MARINELLI. Ich bin stolz, der Überbringer einer so vorzüglichen Gnade zu sein. – Und wenn Graf Appiani nicht mit Gewalt einen seiner ergebensten Freunde in mir verkennen will – –

APPIANI. Ohne weitere Vorrede; wenn ich bitten darf.

MARINELLI. Auch das! – Der Prinz muß sogleich an den Herzog von Massa, in Angelegenheit seiner Vermählung mit dessen Prinzessin Tochter, einen Bevollmächtigten senden. Er war lange unschlüssig, wen er dazu ernennen solle.

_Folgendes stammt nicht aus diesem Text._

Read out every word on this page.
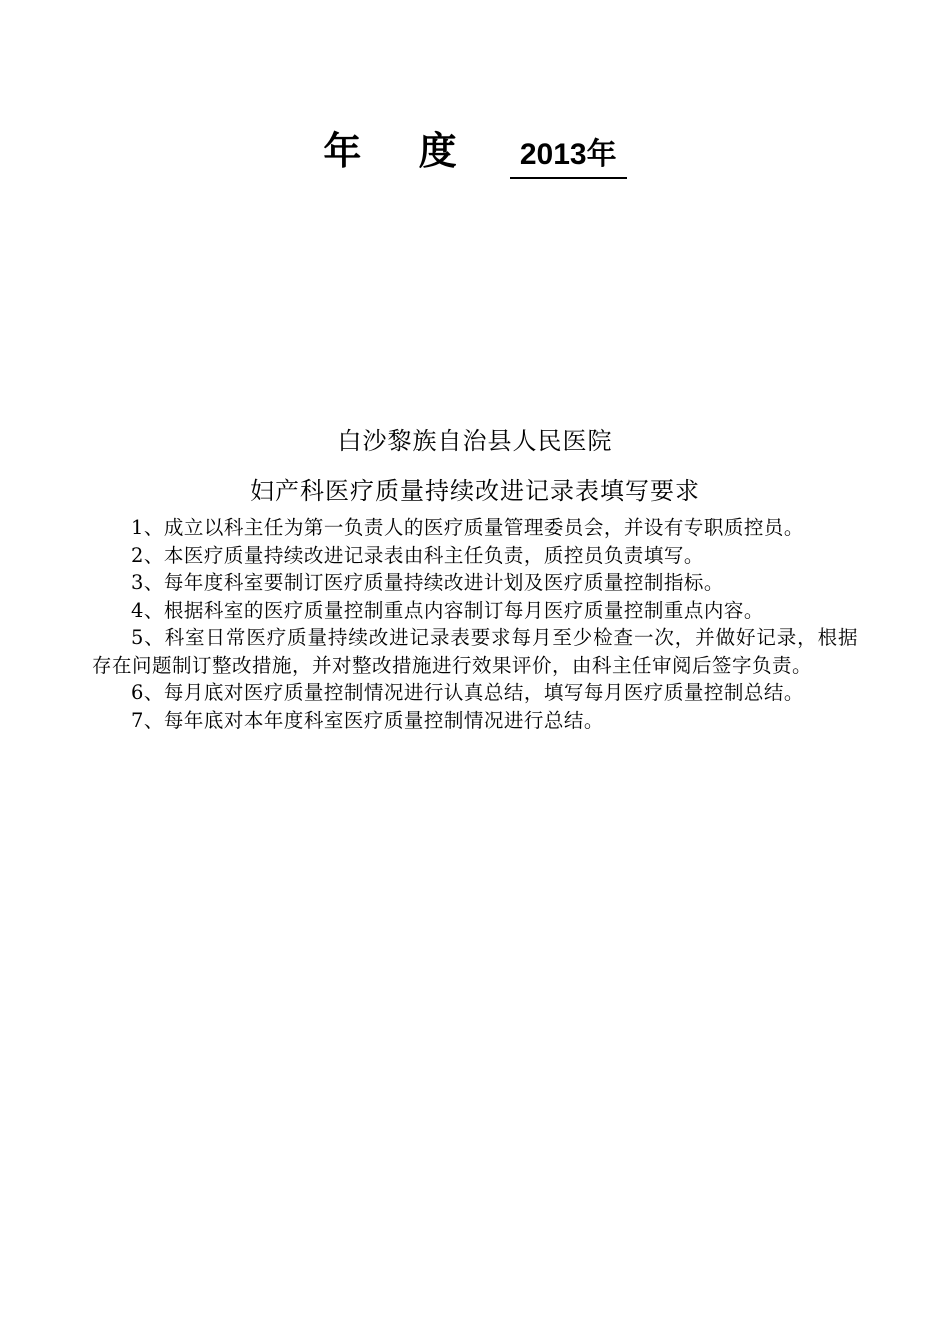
年 度 2013年
白沙黎族自治县人民医院
妇产科医疗质量持续改进记录表填写要求

1、成立以科主任为第一负责人的医疗质量管理委员会，并设有专职质控员。

2、本医疗质量持续改进记录表由科主任负责，质控员负责填写。

3、每年度科室要制订医疗质量持续改进计划及医疗质量控制指标。

4、根据科室的医疗质量控制重点内容制订每月医疗质量控制重点内容。

5、科室日常医疗质量持续改进记录表要求每月至少检查一次，并做好记录，根据存在问题制订整改措施，并对整改措施进行效果评价，由科主任审阅后签字负责。

6、每月底对医疗质量控制情况进行认真总结，填写每月医疗质量控制总结。

7、每年底对本年度科室医疗质量控制情况进行总结。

Endlich ist seine Wahl, Herr Graf, auf Sie gefallen.

APPIANI. Auf mich?

MARINELLI. Und das, – wenn die Freundschaft ruhmredig sein darf – nicht ohne mein Zutun –

APPIANI. Wahrlich, Sie setzen mich wegen eines Dankes in Verlegenheit.[157] – Ich habe schon längst nicht mehr erwartet, daß der Prinz mich zu brauchen geruhen werde. –

MARINELLI. Ich bin versichert, daß es ihm bloß an einer würdigen Gelegenheit gemangelt hat. Und wenn auch diese so eines Mannes, wie Graf Appiani, noch nicht würdig genug sein sollte: so ist freilich meine Freundschaft zu voreilig gewesen.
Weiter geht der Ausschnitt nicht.